Abstract

Accurate multitemporal remotely sensed image registration is essential for water body change detection and analysis of lake dynamics. However, lake-rich regions, such as Siberia, are mostly dominated by rivers and lakes, with few stable geometry features such as those typically used as control points for image registration. Lakes in Arctic regions are generally not static; their shorelines tend to expand and shrink seasonally, and may change substantially between different years, making it difficult to find consistent features for image registration. Consequently, traditional image-to-image registration methods, and even many sophisticated registration algorithms, rarely achieve accurate geometric correction in Arctic regions due to a lack of sufficient control points. In this article, we proposed a summary lake spatial attribute, the inferred deepest point of the lake (DPL), as a feature that is relatively insensitive to lake area changes, and therefore useful for registration of multitemporal images.
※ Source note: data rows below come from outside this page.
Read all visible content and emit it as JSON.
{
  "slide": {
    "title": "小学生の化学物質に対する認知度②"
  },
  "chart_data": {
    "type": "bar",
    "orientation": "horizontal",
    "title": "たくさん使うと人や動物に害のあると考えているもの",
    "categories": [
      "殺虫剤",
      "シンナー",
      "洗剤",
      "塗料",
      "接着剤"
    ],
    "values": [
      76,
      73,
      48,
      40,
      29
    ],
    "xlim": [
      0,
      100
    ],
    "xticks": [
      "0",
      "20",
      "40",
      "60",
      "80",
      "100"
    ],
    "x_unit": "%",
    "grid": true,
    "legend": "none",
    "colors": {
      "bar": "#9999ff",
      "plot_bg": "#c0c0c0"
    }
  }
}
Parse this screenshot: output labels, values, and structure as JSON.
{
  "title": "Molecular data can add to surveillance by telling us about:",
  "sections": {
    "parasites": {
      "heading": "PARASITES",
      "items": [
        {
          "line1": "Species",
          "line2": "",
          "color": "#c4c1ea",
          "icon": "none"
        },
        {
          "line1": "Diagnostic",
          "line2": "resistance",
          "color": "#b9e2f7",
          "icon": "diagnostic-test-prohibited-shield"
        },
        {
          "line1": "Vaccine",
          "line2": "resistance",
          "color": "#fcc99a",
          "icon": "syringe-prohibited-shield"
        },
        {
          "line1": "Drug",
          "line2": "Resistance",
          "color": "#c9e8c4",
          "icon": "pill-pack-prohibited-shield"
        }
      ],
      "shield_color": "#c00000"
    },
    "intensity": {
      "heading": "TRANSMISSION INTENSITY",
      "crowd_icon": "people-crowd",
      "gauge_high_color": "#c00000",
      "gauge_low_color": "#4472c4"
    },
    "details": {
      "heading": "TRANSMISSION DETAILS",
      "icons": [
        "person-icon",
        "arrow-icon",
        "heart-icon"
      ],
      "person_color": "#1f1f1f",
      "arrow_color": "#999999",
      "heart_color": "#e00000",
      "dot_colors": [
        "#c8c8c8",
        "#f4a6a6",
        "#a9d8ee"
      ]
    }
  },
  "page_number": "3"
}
The central focus of the DPL estimation algorithm is the identification of the largest inner circle (LIC) of the lake polygon. First, the internal Voronoi diagram of a lake polygon is calculated by the ``divide-and-conquer” method. The medial axis (MA) is then calculated by Voronoi diagram simplification, and finally, the LIC center is obtained by computing the distance from the MA intersection to all polygon edges. The approach was used to register HJ-1 and Landsat multispectral scanner (MSS) images in Siberia, where water bodies dominate the landscape and change significantly over time. The proposed method found a large number of control points from the extracted water bodies. Subpixel registration accuracy of 0.62 pixels (18.5 m) and 0.33 pixels (19.6 m) root mean square error (RMSE) was obtained for the HJ-1 and MSS images, respectively. In comparison, the alternative method of using lake centroids, only achieved 0.75 pixels (22.4 m) and 0.49 pixels (29.3 m) RMSE. This registration accuracy improvement is potentially important for large-scale regional cartography and change detection applications.